From Bryan Garner

Lesson # 242

Replicating Good Prose from Memory.

In Lesson #235: Learning to write by sedulous aping, we saw how useful it is to try replicating a choice passage from an excellent writer. It's perhaps the best way to develop your writerly chops. Many readers requested more lessons with similar exercises. I'm happy to oblige.

Among the best academic writers today is Felipe Fernandez-Armesto, professor of arts and letters at the University of Notre Dame. His 2015 book A Foot in the River is chock-full of superlative prose. I recommend it to you.

Here's the first passage for our exercise. Read it, study it, and try to memorize the phrasing within two minutes. Then put it aside and try to re-create it without looking back:

We live on a weird planet. As far as we know, all the others are pretty much inert. Gases and dust swirl. Occasional cosmic events---experienced on earth, too, such as a blip in an orbit, the tilt of an axis, an errant meteor---may alter the environment. But most changes on most planets happen predictably, within a narrow compass, or are measurable on a slow scale of millions of years. [P. 1.]

That's surely not your style. It may never become your style. But if you can replicate it now, and if you can replicate other good styles, you're on your way to being a true stylist in your own way.
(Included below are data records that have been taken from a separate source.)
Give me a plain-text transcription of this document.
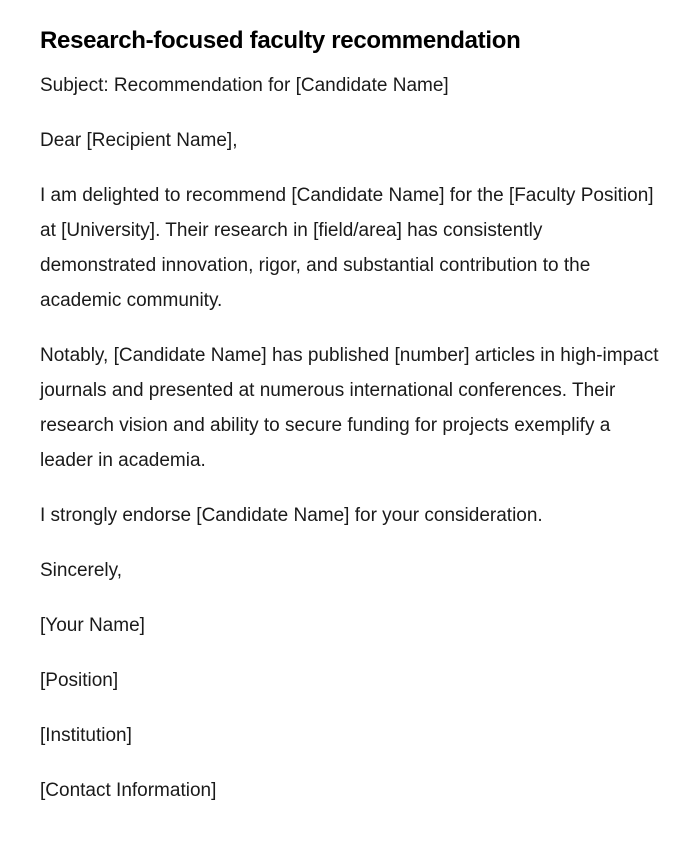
Research-focused faculty recommendation

Subject: Recommendation for [Candidate Name]

Dear [Recipient Name],

I am delighted to recommend [Candidate Name] for the [Faculty Position] at [University]. Their research in [field/area] has consistently demonstrated innovation, rigor, and substantial contribution to the academic community.

Notably, [Candidate Name] has published [number] articles in high-impact journals and presented at numerous international conferences. Their research vision and ability to secure funding for projects exemplify a leader in academia.

I strongly endorse [Candidate Name] for your consideration.

Sincerely,

[Your Name]

[Position]

[Institution]

[Contact Information]
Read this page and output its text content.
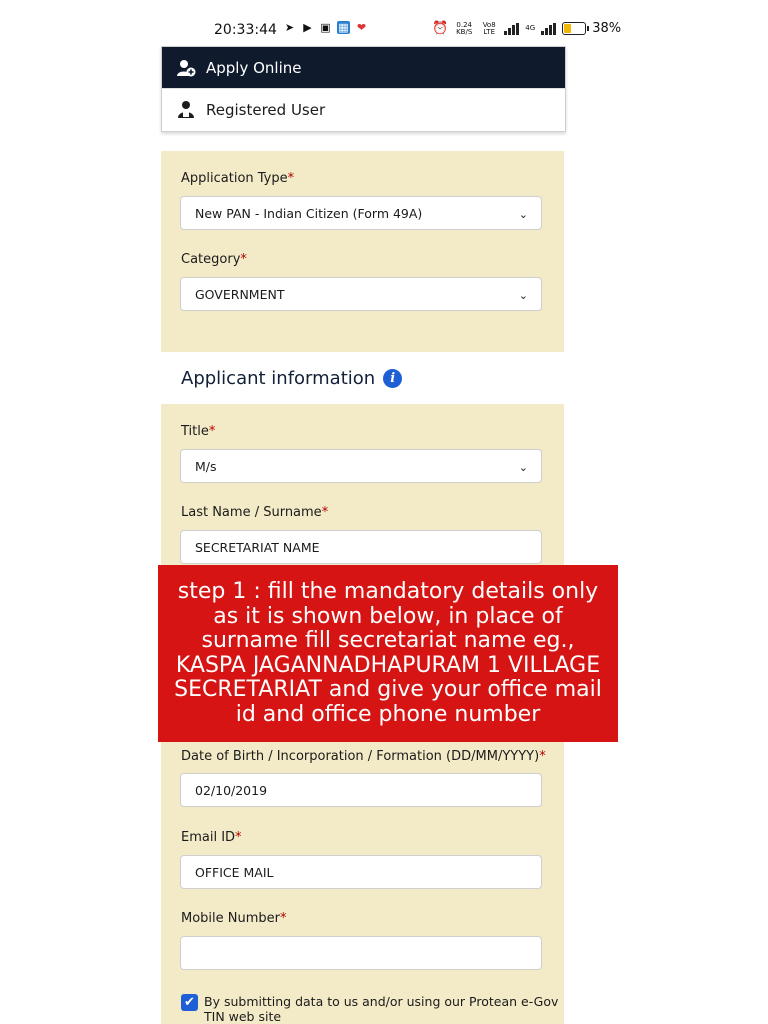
20:33:44 ➤ ▶ ▣ ▦ ❤	⏰	0.24 KB/S
Vo8 LTE	4G	38%
Apply Online
Registered User
Application Type*
New PAN - Indian Citizen (Form 49A)	⌄
Category*
GOVERNMENT	⌄
Applicant information	i
Title*
M/s	⌄
Last Name / Surname*
SECRETARIAT NAME
Date of Birth / Incorporation / Formation (DD/MM/YYYY)*
02/10/2019
Email ID*
OFFICE MAIL
Mobile Number*
✔ By submitting data to us and/or using our Protean e-Gov TIN web site
step 1 : fill the mandatory details only as it is shown below, in place of surname fill secretariat name eg., KASPA JAGANNADHAPURAM 1 VILLAGE SECRETARIAT and give your office mail id and office phone number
You're on your way to mastering syntax, word choice, punctuation, and phrasing.

You can see, I imagine, why both David Foster Wallace and Robert Louis Stevenson (along with many other literary luminaries) used this very exercise when learning to write—-really write.

Let's try one more:

Humans are not the only creatures with culture; over the last 60 years or so, scientists have identified culture among many primate species and claimed it for many others, including examples to be paraded in this book, like the menagerie of some fantastic Barnum and Bailey, such as dolphins, whales, elephants, rats, and even bacteria. Human cultures, however, are different: in comparison with other species, we are strangely unstable. [P. 3.]

Again, two minutes of reading and rereading, then try re-creating it. See whether your own version holds a candle to Fernandez-Armesto's.

Wallace and Stevenson usually found that their own efforts weren't nearly as good as the writing they were trying to copy. They learned from that. And in the process of mastering the building blocks, each developed a highly distinctive style.

It's true that this lesson requires more effort on your part than most. But the rewards to be reaped are great.